La fisgona

Artista: Francisco Grisolia Davila.

Abrió el bolso con manos temblorosas, sacó una hoja de papel tamaño carta, la dobló y la rasgó en varias partes, luego hizo unos ovillos con cada uno de los trozos, acto seguido, inició un inusual proceso, no sin antes organizarlos con delicadeza, aunque con dificultad.

Sin duda, en su caso, era trascendental tener la medida perfecta, para evitar problemas. Más adelante pude confirmar de que se trataba.

La miraba, sin perder  detalle. La vi hacer aquello, como si estuviera oficiando una ceremonia, como si de ello dependiera algo muy importante en su vida. Estábamos en una cafetería llena de gente, con mesoneros que merodeaban por todos lados. Uno de ellos, le daba una atención más allá de lo común, como si hubiesen sido grandes amigos, de esos que se hacen muy pocas veces en la vida.

En aquel lugar, nada era más interesante que observar a aquella mujer. Mi asombro no tenía límites, así que no podía hacer otra cosa. Lo que estaba haciendo era único. En mi opinión, sin precedentes. Devoraba el papel, como quien se come un pedazo de torta. Por el color de sus labios, se podía intuir que estaba escrito con tinta negra, como si hubiese estado acompañando su manjar con una botella de vino, de los que tienen esa propiedad. Hasta donde percibí, no había hecho ningún pedido, parecía que el papel formaba parte del menú, quizás como un Plato especial, muy costoso, dada la atención que le daba el mesonero.

Le dediqué todo el poder de mi mirada, sin percatarme de lo que estaba haciendo. En algún momento llamo al mesonero y, sin miramiento, me señaló. El se acercó, me dijo que no podía seguir mirándola fijamente, porque ella estaba amenazando con acusar de acoso. Me quedé estupefacta. No podía creer aquello. Avergonzada, cambie de mesa para pasar desapercibida. Estaba en un dilema. Dejaba de ser una fisgona y me ocupaba de mis cosas o seguía averiguando lo que pasaba con aquella cabra humana. Decidí lo segundo.

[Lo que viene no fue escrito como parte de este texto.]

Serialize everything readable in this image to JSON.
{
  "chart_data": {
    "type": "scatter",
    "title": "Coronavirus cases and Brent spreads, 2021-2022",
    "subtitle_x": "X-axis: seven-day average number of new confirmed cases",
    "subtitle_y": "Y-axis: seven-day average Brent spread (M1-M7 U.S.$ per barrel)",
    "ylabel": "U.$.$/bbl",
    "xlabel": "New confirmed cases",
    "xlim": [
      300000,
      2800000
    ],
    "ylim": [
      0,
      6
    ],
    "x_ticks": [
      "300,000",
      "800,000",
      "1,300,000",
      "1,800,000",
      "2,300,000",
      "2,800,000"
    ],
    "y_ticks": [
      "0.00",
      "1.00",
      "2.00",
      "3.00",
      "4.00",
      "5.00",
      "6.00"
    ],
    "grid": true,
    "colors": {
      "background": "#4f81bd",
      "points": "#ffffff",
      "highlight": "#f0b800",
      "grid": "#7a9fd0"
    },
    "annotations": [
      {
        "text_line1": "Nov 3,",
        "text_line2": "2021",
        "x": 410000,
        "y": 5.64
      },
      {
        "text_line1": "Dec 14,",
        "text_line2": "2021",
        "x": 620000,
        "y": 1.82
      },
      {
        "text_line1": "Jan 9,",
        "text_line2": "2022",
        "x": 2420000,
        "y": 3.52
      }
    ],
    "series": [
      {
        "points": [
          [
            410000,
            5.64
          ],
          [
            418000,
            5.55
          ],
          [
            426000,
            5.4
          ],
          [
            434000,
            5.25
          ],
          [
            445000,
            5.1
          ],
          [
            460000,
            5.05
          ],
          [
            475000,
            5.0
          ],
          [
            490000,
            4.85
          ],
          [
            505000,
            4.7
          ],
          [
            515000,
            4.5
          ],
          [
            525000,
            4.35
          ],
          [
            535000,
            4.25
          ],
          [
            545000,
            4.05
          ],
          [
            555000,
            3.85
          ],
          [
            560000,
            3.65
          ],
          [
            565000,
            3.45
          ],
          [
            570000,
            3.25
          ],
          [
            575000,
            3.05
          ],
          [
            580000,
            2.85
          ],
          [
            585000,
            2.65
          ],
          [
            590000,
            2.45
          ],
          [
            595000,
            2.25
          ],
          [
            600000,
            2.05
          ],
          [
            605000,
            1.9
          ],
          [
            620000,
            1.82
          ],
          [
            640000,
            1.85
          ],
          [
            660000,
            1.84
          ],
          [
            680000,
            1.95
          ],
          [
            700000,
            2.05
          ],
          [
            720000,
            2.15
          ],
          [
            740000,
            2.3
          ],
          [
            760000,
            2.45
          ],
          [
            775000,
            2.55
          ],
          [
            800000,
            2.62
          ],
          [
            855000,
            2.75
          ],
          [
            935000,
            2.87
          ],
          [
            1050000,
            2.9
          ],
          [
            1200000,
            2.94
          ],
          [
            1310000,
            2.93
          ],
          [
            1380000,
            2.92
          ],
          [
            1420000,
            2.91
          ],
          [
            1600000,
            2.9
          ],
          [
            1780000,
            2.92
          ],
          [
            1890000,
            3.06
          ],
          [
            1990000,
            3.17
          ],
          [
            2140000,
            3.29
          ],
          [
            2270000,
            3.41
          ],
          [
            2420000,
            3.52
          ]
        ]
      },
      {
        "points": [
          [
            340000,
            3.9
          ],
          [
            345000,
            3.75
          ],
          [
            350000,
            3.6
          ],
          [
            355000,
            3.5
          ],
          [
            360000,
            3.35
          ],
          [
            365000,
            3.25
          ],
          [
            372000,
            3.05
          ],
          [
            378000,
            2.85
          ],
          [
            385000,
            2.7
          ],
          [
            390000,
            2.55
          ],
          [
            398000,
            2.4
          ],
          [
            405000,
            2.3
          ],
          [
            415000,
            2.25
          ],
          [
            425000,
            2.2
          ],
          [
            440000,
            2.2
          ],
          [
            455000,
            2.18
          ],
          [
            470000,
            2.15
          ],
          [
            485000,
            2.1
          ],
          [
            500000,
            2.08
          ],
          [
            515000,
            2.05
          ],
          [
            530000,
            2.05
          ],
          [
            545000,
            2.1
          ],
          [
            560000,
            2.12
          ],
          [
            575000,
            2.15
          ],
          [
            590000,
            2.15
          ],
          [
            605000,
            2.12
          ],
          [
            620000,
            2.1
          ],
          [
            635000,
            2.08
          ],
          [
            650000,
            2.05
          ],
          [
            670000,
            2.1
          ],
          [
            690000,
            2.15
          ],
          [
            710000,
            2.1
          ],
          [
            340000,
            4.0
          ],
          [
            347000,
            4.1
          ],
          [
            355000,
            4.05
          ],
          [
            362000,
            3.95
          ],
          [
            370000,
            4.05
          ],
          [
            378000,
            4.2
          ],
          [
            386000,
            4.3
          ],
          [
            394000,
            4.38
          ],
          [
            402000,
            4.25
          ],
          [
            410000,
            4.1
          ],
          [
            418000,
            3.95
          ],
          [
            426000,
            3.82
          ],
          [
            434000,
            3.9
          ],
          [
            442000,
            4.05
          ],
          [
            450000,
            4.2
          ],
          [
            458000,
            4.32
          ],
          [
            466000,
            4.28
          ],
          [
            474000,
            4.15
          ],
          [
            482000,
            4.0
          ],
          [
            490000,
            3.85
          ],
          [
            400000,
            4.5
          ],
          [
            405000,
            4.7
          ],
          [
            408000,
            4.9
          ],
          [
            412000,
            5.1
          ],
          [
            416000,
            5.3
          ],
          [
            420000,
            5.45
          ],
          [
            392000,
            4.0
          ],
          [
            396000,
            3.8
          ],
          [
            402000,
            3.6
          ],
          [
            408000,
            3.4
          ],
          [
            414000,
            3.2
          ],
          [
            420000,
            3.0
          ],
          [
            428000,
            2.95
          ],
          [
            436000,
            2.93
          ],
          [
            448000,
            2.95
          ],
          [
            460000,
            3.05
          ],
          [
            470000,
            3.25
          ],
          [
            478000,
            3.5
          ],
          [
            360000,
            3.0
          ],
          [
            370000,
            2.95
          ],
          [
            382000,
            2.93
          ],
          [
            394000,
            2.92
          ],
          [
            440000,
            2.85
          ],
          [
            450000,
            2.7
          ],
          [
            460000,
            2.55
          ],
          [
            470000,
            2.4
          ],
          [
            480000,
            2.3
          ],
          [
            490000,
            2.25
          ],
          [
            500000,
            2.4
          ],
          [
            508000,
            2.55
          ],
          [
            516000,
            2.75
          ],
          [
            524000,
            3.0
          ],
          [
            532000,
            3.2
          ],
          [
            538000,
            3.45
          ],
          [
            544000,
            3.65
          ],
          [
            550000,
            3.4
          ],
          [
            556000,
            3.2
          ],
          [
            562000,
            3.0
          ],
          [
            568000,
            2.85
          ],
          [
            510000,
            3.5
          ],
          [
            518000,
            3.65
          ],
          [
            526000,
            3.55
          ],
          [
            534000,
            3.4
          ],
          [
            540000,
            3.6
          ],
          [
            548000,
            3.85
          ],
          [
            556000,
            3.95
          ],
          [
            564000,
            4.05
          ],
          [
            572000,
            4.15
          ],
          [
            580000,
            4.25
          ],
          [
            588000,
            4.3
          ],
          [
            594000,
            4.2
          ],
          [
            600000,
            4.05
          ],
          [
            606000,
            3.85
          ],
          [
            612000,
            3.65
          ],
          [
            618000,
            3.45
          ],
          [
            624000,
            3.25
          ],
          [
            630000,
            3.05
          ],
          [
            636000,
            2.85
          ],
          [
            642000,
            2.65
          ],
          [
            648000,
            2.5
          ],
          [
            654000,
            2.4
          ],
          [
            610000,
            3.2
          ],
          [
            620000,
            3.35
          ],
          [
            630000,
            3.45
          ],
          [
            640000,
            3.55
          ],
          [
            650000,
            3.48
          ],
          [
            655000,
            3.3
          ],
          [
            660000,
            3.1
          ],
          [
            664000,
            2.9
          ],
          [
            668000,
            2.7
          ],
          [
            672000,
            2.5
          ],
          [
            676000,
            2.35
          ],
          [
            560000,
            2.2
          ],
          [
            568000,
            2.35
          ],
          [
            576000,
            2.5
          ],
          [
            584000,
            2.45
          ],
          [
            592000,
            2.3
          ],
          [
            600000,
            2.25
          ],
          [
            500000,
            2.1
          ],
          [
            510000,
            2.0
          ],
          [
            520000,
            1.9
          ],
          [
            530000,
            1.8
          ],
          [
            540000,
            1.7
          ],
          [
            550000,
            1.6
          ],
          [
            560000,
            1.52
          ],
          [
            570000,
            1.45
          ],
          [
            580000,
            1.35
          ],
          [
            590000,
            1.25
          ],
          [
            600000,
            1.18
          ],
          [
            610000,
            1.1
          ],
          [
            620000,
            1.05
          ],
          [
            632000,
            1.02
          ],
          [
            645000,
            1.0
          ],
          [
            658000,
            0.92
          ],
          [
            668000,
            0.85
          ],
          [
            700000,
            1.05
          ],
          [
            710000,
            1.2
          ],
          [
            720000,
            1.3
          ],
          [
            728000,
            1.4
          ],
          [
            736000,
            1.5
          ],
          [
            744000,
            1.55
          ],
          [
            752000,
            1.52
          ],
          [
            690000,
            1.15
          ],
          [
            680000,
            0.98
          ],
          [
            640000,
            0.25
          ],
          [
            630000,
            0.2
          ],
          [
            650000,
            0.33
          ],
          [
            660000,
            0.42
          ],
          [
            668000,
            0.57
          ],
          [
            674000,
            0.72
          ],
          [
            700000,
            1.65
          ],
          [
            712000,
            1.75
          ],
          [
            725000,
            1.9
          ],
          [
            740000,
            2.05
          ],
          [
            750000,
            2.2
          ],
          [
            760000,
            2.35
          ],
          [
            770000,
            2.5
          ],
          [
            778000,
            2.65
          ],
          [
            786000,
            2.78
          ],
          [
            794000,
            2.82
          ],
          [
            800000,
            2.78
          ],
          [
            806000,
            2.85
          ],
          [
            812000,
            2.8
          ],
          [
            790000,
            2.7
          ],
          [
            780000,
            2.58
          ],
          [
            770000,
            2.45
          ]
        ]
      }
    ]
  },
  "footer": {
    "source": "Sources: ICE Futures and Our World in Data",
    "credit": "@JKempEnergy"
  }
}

Me instalé en una silla que permitía mirarla de reojo, sin que ella se percatara. La curiosidad me embargaba, al tiempo que me preocupaba sobre manera por el destino de aquel papel tan masticado. Pensé que, en cualquier momento, lo tragaría o, en el peor de los casos, lo tiraría fuera de su boca, quizá usando una servilleta, para ser discreta. Eso se lo agradecería, porque anteponía el asco, que me ocasiona si lo escupiera, así como cualquier cosa, sobre la mesa o sobre el piso. Nada puede ser lógico con alguien que se alimenta de esa manera.

Para ser objetiva, debo reconocer que yo era una entrometida. Ella, como cualquier persona, no se merecía que la vigilaran de esa manera, mucho menos, recibir calificativos tan repugnantes. Al fin y al cabo, no era culpable de mis inclinaciones higiénicas, todo lo contrario, era una víctima de mis malos modales, que no le dejaban un momento de privacidad. Pedí un café al mesonero, para continuar allí, sin levantar sospecha. La situación cambió en aquella mesa y se hizo más interesante, cuando se acercó un hombre, más o menos de su misma edad. Estaba uniformado. Ella lo miró como si lo estuviera esperando, dada su reacción, parecía aliviada.

Por lo que escuché, se había comido un documento. Estaba desesperada. Le pareció que era un desatino, pero, aún así, trató de tranquilizarla. Le aseguraba que no se preocupara, que nadie se daría cuenta. Ella le respondió, atragantada por el último pedazo, que tenía sospecha de alguien que la había seguido, por eso trato de guardarlo, desde un principio. Todo era para protegerlo, le dijo. Mi asombro no tenía límite cuando vi que me miraba fijamente, con un gesto de burla, como un reclamo a mi maleducada actuación.

Al parecer, se dio cuenta de todas mis elucubraciones y, optó por la venganza. El último pedazo lo giraba de un lado a otro, como si estuviera jugando con una bola, mientras le chorreaba la tinta. Casi me provocaba llamar al mesonero para acusarla de un acto indecoroso. No soportaba que se estuviera limpiando  con la manga de su franela blanca. Parecía que lo hacía a propósito para molestarme. Se levantó y salió, dejando al hombre uniformado solo. Esta vez, no recibí aviso de invasión de espacio, ni de méteme en todo, sino de espía. Casi sin dejarme tiempo a pensar, ella me había acusado de haberla obligado a comerse el documento, por temor. No podía creerlo. Me estaba privando de mí libertad con una excusa absurda. Se me está acusando por un delito, por estar de fisgona.